Anax levantó la mirada a regañadientes. Vio al orangután al que más quería distorsionado a través de un velo de lágrimas. La expresión de él se había vuelto serena, formal. Tenía un trabajo que hacer. Siempre había sido así.
Pericles:
Trabajo para la Academia, Anaximandro, como ya sabes. Mi trabajo consiste en encontrar imitantes en potencia y prepararlos para el examen. Así es como le seguimos la pista al virus. No te han examinado a fin de valorar tu idoneidad para ingresar en la Academia, Anaximandro. La Academia no acepta nuevos miembros.
Anaximandro:
¿Y qué habrían hecho si hubiera demostrado que no represento ninguna amenaza?
En la fachada de Pericles se abrió una grieta. La sonrisa que arrugó su cara era vieja y débil como la luz de la luna. Avanzó lentamente hacia Anax y le puso ambas manos sobre los hombros. Ella sintió una oleada de cariño hacia él, por cómo la miraba y por el dolor que bien sabía que aquello le producía.
Pericles:
No solemos cometer errores, Anaximandro.
Anax sintió que el terror la embargaba. Fue un sentimiento tan nuevo y tan intenso que sólo podía proceder de un sitio. El último y dudoso regalo de un pasado que se extinguía, la expresión del rostro de un moribundo.
Anaximandro:
No tiene por qué ser así. Sin duda ha de haber otra manera.

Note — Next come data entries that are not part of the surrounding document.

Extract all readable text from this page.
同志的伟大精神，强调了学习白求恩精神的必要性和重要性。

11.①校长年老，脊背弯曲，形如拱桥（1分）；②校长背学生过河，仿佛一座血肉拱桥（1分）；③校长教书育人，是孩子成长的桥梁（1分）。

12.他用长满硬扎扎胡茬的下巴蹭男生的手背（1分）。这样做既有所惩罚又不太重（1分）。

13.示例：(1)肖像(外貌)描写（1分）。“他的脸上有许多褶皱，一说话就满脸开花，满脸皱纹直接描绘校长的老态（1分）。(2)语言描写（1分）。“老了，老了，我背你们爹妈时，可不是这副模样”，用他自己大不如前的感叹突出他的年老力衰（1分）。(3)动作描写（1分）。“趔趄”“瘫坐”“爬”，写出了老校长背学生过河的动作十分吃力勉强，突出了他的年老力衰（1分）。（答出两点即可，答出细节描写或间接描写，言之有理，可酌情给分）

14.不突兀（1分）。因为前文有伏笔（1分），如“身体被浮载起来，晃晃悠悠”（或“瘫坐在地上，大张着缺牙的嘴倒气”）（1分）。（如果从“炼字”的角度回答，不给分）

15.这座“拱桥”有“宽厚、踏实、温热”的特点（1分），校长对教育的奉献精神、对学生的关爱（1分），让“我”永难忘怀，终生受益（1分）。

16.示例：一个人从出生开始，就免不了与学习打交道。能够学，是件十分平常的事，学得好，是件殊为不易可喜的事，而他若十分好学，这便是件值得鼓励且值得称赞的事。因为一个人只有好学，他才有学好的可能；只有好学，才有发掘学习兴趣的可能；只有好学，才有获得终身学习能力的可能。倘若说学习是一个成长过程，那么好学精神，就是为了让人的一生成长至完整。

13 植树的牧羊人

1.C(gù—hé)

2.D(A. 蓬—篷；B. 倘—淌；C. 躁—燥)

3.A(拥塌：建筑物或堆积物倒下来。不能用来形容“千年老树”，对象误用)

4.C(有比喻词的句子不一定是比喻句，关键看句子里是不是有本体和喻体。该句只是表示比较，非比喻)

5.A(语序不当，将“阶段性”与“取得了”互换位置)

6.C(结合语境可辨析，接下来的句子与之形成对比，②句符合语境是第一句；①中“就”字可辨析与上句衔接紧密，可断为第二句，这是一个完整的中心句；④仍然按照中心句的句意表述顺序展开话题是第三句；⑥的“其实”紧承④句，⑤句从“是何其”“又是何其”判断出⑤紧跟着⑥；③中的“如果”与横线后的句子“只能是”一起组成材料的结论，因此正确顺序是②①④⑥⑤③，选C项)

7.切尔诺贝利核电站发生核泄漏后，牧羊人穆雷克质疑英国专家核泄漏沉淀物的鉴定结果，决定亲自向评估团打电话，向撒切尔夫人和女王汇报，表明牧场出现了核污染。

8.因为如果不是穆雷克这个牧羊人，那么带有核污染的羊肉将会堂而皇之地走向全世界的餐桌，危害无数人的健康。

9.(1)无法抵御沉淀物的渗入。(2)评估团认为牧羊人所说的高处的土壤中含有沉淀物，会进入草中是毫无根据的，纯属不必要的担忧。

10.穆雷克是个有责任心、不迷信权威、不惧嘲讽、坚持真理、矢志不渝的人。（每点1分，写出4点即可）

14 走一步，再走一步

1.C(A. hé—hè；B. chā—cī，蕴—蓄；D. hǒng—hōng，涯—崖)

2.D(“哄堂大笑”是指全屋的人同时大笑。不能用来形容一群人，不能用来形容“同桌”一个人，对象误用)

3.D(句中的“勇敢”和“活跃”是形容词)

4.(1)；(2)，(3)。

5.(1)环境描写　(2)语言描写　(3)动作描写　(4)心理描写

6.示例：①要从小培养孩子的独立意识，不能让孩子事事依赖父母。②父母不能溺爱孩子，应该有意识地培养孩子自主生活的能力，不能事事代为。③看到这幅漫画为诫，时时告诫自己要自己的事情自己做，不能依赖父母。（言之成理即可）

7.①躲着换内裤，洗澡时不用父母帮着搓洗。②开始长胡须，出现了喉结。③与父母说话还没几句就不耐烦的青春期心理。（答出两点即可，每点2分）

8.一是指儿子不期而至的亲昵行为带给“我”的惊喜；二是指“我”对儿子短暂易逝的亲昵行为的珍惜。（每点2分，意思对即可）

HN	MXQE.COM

El movimiento fue rápido y compasivo, porque Anax estaba en manos de un experto. Pericles le levantó la cabeza y la giró hacia la izquierda. Anax sintió el crujido de su cuello, y el largo brazo de Pericles introduciéndose en su cuerpo para desconectarla por última vez.
Fin
BERNARD BECKETT, nació en Nueva Zelanda, en 1967. Es uno de los más prestigiosos escritores neozelandeses. Su obra, formada por ocho novelas de literatura juvenil y un ensayo científico, ha sido galardonada en numerosas ocasiones.
Génesis
, su último libro, surgió durante el año que Beckett se dedicó a investigar en el Allan Wilson Centre for Molecular Evolution y se convirtió en un éxito sin precedentes en su país. Tras ser ‘descubierta’ por un editor australiano, la novela sería objeto de un gran lanzamiento en Gran Bretaña y fue traducida a 20 lenguas. En la actualidad, Bernard Beckett es profesor en la región de Wellington.